I recently watched a short talk by Richard Cook from the Royal Institute of Technology - Stockholm. In the talk, Richard presented his research on how complex systems don't fail.

A typical system that we develop on and extend is a Complex System. We try to describe these systems using Flow Diagrams, Universal Modeling Language Diagrams and typical System Architecture Diagrams. In his talk Richard challenges this idea and explains that most systems are stochastic.

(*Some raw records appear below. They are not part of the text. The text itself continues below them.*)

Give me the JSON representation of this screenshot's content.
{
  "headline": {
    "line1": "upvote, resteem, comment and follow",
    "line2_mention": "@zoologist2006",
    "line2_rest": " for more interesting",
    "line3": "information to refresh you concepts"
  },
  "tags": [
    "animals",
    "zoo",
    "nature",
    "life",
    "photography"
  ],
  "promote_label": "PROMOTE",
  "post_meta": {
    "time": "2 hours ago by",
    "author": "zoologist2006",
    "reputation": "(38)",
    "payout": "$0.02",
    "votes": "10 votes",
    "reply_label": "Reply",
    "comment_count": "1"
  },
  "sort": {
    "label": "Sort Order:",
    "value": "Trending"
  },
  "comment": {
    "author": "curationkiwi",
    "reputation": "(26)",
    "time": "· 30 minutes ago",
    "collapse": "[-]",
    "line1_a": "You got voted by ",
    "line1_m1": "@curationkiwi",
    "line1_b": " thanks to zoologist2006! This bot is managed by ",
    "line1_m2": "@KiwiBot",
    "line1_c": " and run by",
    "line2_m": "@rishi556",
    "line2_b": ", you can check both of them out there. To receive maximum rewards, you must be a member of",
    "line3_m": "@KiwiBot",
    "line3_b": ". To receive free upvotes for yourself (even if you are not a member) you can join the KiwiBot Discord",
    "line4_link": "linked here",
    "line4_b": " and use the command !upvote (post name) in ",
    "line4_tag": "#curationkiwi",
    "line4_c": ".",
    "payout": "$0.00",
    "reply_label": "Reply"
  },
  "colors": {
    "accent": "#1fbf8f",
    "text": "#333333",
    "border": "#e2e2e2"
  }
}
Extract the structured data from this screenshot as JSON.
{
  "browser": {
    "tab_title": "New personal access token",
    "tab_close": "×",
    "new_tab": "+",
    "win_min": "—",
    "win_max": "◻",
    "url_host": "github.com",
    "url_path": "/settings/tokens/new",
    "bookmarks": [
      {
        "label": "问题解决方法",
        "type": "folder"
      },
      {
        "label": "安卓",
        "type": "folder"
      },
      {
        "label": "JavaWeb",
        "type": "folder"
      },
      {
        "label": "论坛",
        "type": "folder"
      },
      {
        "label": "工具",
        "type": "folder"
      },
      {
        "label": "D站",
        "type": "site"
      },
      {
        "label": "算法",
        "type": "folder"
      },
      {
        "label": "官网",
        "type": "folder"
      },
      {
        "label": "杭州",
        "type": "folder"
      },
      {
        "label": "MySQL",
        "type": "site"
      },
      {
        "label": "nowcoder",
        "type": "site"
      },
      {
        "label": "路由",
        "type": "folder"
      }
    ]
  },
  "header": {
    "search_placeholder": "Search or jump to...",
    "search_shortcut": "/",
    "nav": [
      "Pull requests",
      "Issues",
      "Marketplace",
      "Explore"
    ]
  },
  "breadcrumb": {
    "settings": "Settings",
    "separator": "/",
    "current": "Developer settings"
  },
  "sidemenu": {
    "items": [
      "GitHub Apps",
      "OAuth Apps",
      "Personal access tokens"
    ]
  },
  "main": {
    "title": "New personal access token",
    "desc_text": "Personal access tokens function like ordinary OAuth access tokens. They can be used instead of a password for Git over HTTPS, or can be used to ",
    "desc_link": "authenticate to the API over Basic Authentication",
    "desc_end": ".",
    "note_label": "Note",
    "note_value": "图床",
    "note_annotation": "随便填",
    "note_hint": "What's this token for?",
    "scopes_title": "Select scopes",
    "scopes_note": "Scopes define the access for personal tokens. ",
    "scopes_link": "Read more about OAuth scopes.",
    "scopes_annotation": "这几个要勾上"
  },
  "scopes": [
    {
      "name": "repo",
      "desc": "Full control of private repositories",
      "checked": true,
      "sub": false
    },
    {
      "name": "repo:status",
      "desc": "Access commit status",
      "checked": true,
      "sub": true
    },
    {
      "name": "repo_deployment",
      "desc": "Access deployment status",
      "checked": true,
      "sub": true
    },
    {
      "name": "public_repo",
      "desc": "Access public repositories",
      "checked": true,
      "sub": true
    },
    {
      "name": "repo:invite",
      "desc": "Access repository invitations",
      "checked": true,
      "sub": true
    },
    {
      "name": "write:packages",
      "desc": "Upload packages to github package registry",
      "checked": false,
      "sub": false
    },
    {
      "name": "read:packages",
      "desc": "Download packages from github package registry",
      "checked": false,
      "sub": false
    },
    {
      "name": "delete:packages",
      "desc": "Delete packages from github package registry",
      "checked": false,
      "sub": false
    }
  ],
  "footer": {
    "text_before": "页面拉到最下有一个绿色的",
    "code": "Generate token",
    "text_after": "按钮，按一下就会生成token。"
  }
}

A stochastic system is one where the behavior can be measured statistically and not predicted precisely.

Now a typical system has lots of moving parts, databases, message queues, network connections - alone one of these components may behave deterministically but interacting together can result in something that is best described stochastically.

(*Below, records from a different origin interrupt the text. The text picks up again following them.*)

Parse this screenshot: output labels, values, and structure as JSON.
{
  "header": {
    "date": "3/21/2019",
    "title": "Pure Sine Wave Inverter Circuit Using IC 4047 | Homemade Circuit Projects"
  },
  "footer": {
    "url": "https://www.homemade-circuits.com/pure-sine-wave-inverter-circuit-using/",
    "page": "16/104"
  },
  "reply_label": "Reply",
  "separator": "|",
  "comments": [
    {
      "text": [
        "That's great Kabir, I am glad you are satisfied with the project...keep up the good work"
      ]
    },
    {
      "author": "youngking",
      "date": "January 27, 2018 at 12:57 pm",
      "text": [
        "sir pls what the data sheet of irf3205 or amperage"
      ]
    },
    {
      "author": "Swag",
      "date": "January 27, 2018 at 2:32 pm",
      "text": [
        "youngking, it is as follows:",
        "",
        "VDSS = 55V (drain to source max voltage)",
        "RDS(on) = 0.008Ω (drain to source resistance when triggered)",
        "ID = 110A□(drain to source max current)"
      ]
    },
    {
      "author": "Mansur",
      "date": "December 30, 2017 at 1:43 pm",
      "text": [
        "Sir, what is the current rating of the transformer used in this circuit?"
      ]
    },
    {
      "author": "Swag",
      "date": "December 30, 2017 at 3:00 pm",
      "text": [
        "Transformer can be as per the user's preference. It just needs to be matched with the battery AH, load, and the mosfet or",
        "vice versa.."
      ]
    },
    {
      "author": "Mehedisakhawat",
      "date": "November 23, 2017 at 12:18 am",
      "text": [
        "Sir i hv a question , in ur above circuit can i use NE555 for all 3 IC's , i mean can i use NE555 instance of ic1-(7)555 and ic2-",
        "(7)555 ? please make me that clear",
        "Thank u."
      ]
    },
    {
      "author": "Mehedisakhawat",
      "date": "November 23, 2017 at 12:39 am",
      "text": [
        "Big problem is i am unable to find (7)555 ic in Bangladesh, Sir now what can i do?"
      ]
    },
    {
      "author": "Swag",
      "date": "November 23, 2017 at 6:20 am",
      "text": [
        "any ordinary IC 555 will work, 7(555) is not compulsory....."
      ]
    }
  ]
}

When building these systems, Richard points out that we build these systems with the aim for them to be available, to achieve this once deployed and operating we:

  1. Monitor it
  2. Respond to it
  3. Adapt it
  4. Learn about it

By combining the above four activities we make our complex system resilient.

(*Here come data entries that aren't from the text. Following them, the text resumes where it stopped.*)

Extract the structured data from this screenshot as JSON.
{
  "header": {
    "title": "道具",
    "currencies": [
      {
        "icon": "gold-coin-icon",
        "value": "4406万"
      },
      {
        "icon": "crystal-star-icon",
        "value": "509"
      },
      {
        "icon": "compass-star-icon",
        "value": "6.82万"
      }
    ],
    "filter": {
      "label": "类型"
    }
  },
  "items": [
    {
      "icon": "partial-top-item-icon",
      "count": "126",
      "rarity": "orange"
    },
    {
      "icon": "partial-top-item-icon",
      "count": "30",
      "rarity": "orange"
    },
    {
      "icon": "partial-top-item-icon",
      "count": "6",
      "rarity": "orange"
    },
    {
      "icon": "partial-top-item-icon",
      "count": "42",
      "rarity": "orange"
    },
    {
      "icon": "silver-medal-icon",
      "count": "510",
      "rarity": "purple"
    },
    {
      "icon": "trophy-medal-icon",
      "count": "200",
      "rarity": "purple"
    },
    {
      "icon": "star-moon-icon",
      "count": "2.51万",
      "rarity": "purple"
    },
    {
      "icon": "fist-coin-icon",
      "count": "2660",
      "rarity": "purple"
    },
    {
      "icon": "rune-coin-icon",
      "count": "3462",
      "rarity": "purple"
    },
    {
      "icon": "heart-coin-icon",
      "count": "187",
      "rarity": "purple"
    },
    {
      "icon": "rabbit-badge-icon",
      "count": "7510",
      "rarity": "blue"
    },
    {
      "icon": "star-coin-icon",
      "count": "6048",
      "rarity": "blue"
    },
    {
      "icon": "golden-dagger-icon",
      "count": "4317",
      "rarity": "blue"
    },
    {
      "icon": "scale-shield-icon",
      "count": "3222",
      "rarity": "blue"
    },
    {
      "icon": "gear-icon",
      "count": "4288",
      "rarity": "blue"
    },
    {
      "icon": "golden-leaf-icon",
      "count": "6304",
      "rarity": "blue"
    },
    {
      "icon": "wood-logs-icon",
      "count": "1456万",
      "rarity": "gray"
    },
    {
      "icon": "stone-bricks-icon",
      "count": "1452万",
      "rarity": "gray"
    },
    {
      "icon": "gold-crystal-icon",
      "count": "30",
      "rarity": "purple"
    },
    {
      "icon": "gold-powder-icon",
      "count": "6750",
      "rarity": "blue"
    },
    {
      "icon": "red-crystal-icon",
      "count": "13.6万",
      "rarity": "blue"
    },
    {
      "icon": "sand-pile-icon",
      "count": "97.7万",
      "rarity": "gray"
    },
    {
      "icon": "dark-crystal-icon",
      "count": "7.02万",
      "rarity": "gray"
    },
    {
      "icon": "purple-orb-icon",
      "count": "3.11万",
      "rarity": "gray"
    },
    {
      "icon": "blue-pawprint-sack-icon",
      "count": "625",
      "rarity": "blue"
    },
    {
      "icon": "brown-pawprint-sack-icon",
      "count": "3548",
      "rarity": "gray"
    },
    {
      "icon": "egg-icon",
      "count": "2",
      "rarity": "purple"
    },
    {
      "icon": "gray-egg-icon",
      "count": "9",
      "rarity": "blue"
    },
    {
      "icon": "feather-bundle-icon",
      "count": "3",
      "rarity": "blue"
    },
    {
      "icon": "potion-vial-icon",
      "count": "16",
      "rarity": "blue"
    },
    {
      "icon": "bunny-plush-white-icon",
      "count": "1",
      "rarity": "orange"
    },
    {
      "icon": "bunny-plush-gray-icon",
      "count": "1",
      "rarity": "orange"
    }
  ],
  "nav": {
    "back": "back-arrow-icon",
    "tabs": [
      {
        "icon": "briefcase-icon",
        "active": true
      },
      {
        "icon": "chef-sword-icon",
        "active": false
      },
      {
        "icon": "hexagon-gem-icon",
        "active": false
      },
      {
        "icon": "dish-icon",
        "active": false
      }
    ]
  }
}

When we build complex systems we have a different set of goals, we design our systems to be reliable. To be reliable we:

  1. Encapsulate complexity by creating abstractions and only allowing a known set of inputs
  2. Implement defence in depth - creating multiple layers of security to provide fall backs in the case of a vulnerability or failure in one layer
  3. Create Redundancy - clusters, load balanced servers
  4. Embed assurances - formal reviews and audits
  5. Make people accountable for the system's

Now if our systems are completely deterministic, building for reliability makes sense because we still believe that we can predict precisely how it will operate. If we accept that our systems are stochastic, we accept that our complex systems will fail and that we should instead design for resilience.

To design to be resilient we can:

  1. Accept that systems continue to evolve and grow beyond delivery and need to be developed with processes in place to continue the evolution of the system over time
  2. Recognize the role of operations and maintenance people, build systems that expose controls and tools to these groups to support the system
  3. Envision operating failures and build systems that can recover
  4. Allow for simulation in the application so that the affect that operator changes will have can be tested
  5. Empower operator learning
  6. Make resilience engineering critical to the design of your systems

From this talk, I don't think I'll stop building systems that are reliable, reliability is still a characteristic I think is worth building for - however for a complex system to be available it is now clear that resilience needs to be designed for as well. Accepting that failures do happen and designing systems to be easily recoverable is also a very important characteristic. A characteristic that I have learned many times over by doing production support.

This article was first noted down on the 10th of September, 2014.